My less complex, less frantic notes for Chapter 3. One day I will have a nice black or white board, or pins, or some cool stuff.
My less complex, less frantic notes for Chapter 3. One day I will have a nice black or white board, or pins, or some cool stuff.

Turns out, my supervisor felt like it was my strongest chapter yet. There were a couple of wobbles and things to reconsider, but apparently this chapter really was straightforward, clear and decisive, and just because I didn’t struggle as much with writing it didn’t mean that it was any less of an achievement to finish.

You see, by the time you reach this point in a thesis, things really do get easier.

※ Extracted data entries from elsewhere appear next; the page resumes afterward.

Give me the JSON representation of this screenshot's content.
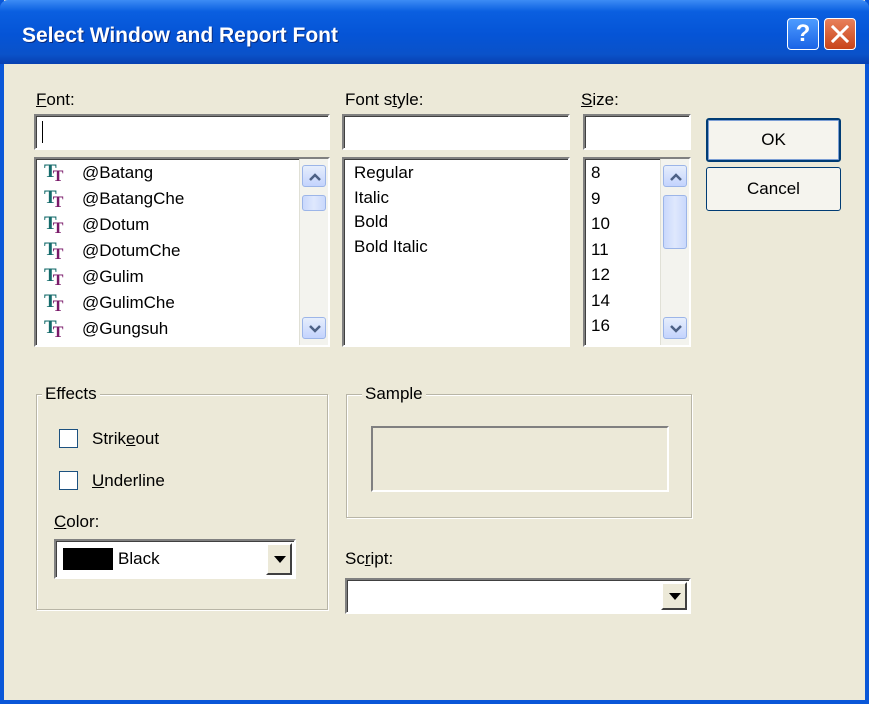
{
  "window": {
    "title": "Select Window and Report Font",
    "help_glyph": "?"
  },
  "font": {
    "label": "Font:",
    "value": "",
    "items": [
      "@Batang",
      "@BatangChe",
      "@Dotum",
      "@DotumChe",
      "@Gulim",
      "@GulimChe",
      "@Gungsuh"
    ]
  },
  "font_style": {
    "label": "Font style:",
    "value": "",
    "items": [
      "Regular",
      "Italic",
      "Bold",
      "Bold Italic"
    ]
  },
  "size": {
    "label": "Size:",
    "value": "",
    "items": [
      "8",
      "9",
      "10",
      "11",
      "12",
      "14",
      "16"
    ]
  },
  "buttons": {
    "ok": "OK",
    "cancel": "Cancel"
  },
  "effects": {
    "label": "Effects",
    "strikeout": {
      "label": "Strikeout",
      "checked": false
    },
    "underline": {
      "label": "Underline",
      "checked": false
    },
    "color_label": "Color:",
    "color_value": "Black",
    "color_swatch": "#000000"
  },
  "sample": {
    "label": "Sample"
  },
  "script": {
    "label": "Script:",
    "value": ""
  },
  "colors": {
    "title_bar": "#0554d6",
    "face": "#ece9d8",
    "font_icon_teal": "#156b6b",
    "font_icon_purple": "#7a1a6a"
  },
  "icons": {
    "help": "help-icon",
    "close": "close-icon",
    "font_type": "truetype-icon"
  }
}
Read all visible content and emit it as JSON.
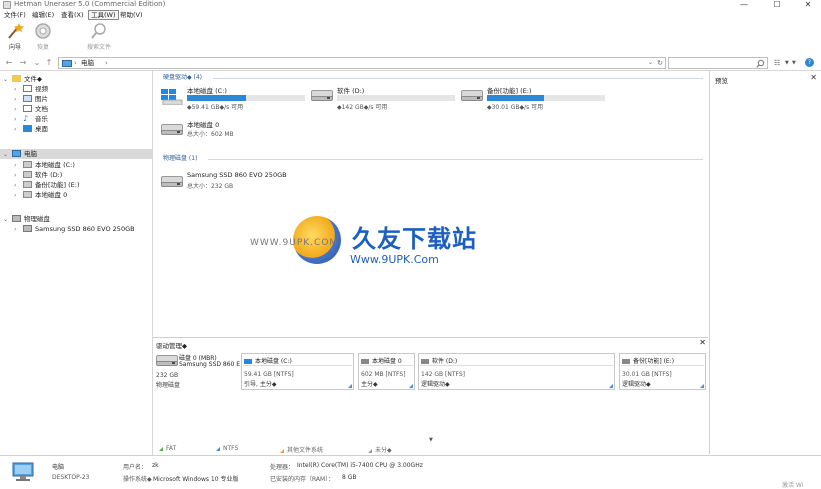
{
  "window": {
    "title": "Hetman Uneraser 5.0 (Commercial Edition)",
    "minimize": "—",
    "maximize": "☐",
    "close": "✕"
  },
  "menu": [
    {
      "label": "文件(F)"
    },
    {
      "label": "编辑(E)"
    },
    {
      "label": "查看(X)"
    },
    {
      "label": "工具(W)",
      "active": true
    },
    {
      "label": "帮助(V)"
    }
  ],
  "toolbar": {
    "wizard": "向导",
    "recover": "恢复",
    "search": "搜索文件"
  },
  "address": {
    "crumb": "电脑",
    "search_icon": "search-icon",
    "refresh": "↻"
  },
  "tree": {
    "files_root": "文件◆",
    "files": [
      "视频",
      "图片",
      "文档",
      "音乐",
      "桌面"
    ],
    "computer_root": "电脑",
    "computer": [
      "本地磁盘 (C:)",
      "软件 (D:)",
      "备份[功能] (E:)",
      "本地磁盘 0"
    ],
    "physical_root": "物理磁盘",
    "physical": [
      "Samsung SSD 860 EVO 250GB"
    ]
  },
  "main": {
    "logical_header": "硬盘驱动◆ (4)",
    "physical_header": "物理磁盘 (1)",
    "drives": [
      {
        "name": "本地磁盘 (C:)",
        "free": "◆59.41 GB◆/s 可用",
        "fill": 0.5
      },
      {
        "name": "软件 (D:)",
        "free": "◆142 GB◆/s 可用",
        "fill": 0.0
      },
      {
        "name": "备份[功能] (E:)",
        "free": "◆30.01 GB◆/s 可用",
        "fill": 0.48
      }
    ],
    "drive0": {
      "name": "本地磁盘 0",
      "size": "总大小：602 MB"
    },
    "physical": {
      "name": "Samsung SSD 860 EVO 250GB",
      "size": "总大小：232 GB"
    }
  },
  "watermark": {
    "big": "久友下载站",
    "url": "Www.9UPK.Com",
    "wurl": "WWW.9UPK.COM"
  },
  "preview": {
    "header": "预览",
    "close": "✕"
  },
  "diskmgmt": {
    "header": "驱动管理◆",
    "close": "✕",
    "disk": {
      "l1": "磁盘 0 (MBR)",
      "l2": "Samsung SSD 860 E",
      "l3": "232 GB",
      "l4": "物理磁盘"
    },
    "parts": [
      {
        "name": "本地磁盘 (C:)",
        "size": "59.41 GB [NTFS]",
        "type": "引导, 主分◆"
      },
      {
        "name": "本地磁盘 0",
        "size": "602 MB [NTFS]",
        "type": "主分◆"
      },
      {
        "name": "软件 (D:)",
        "size": "142 GB [NTFS]",
        "type": "逻辑驱动◆"
      },
      {
        "name": "备份[功能] (E:)",
        "size": "30.01 GB [NTFS]",
        "type": "逻辑驱动◆"
      }
    ],
    "legend": [
      "FAT",
      "NTFS",
      "其他文件系统",
      "未分◆"
    ]
  },
  "status": {
    "computer": "电脑",
    "host": "DESKTOP-23",
    "user_lbl": "用户名：",
    "user": "zk",
    "os_lbl": "操作系统◆",
    "os": "Microsoft Windows 10 专业版",
    "cpu_lbl": "处理器：",
    "cpu": "Intel(R) Core(TM) i5-7400 CPU @ 3.00GHz",
    "ram_lbl": "已安装的内存（RAM）：",
    "ram": "8 GB",
    "corner": "激活 Wi"
  },
  "colors": {
    "accent": "#2b87d8",
    "group_header": "#2c5e9a",
    "selected": "#d9d9d9"
  }
}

You’ve had a lot of exposure to your topic. The patterns you’ve set for yourself make more sense and it’s easier to weave your data into coherent information. By the third chapter, shockingly, you kind of know what you’re doing.

Although it never, ever, feels like it. I’m also sure that this tentative complacency will dissolve when I have to sit down and edit. So how do you get over these feelings of doubt?

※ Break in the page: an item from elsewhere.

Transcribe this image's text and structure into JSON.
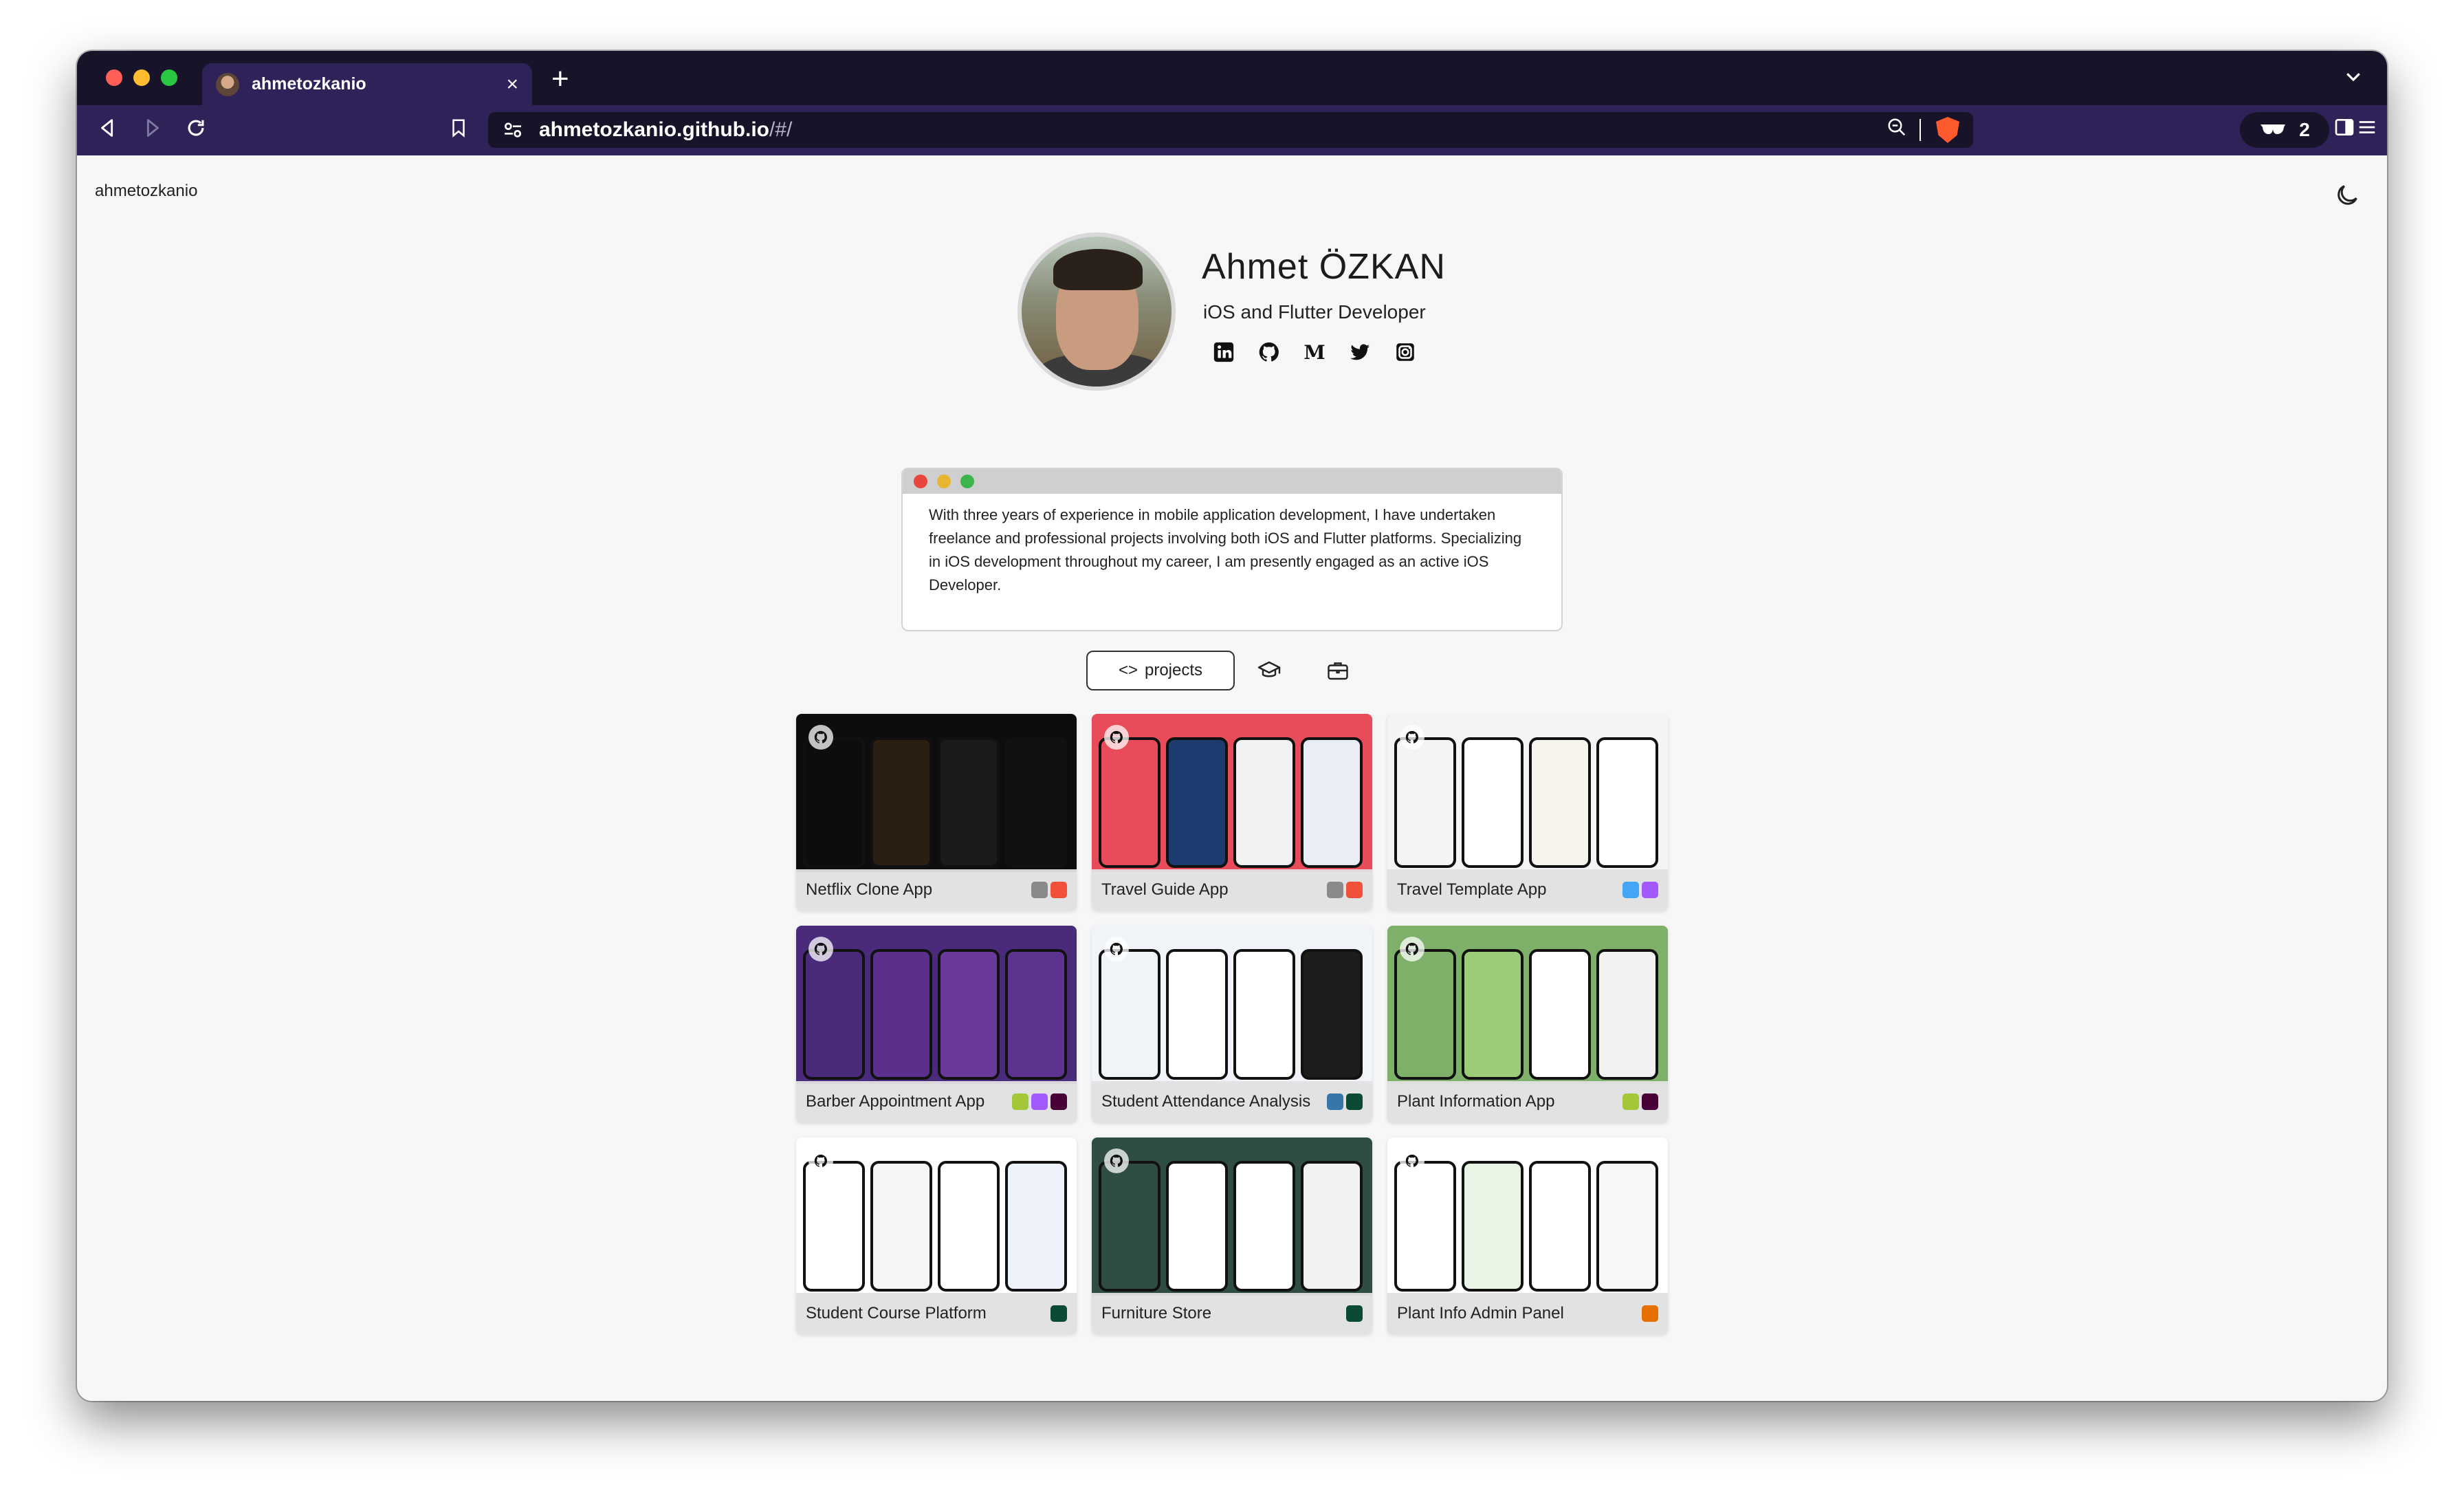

In my case, you just muddle through and bolster your confidence by reading about others’ experiences doing something much more difficult: the dreaded PhD (coming soon, someday). I love The Thesis Whisperer, particularly for posts like this: ‘The Process‘. I might just be a lowly Master’s student, but it gives me courage to know that my Master’s is not the end all or be all. It’s about learning how to get over these sorts of obstacles. It’s about suffering through the details and the doubts. It’s supposed to prepare me for something much bigger, and much worse. Hopefully, something that is also much more rewarding.

Sometimes the peaks we reach are only just the beginning. Hopefully finishing my Master's will just be the start of another, bigger mountain.
Like reaching the top of that mountain. Anything for that view… Image by Robin Benad, from Unsplash

Speaking of, this is also application season. So while I’m carving out my fourth chapter, I will also have to make a decision (several in fact) about the dreaded Next Year. The next few months might see me crying in a corner, trying to avoid the big choices I have to make now, and soon. Being at the top of the peak only puts in perspective how far you still have to go.

In my case, figuring out what to do with my life will have to happen while I’m writing about Joyce Carol Oates’s The Accursed and how evil lurks not in monsters, but in humans themselves. Fun times ahead.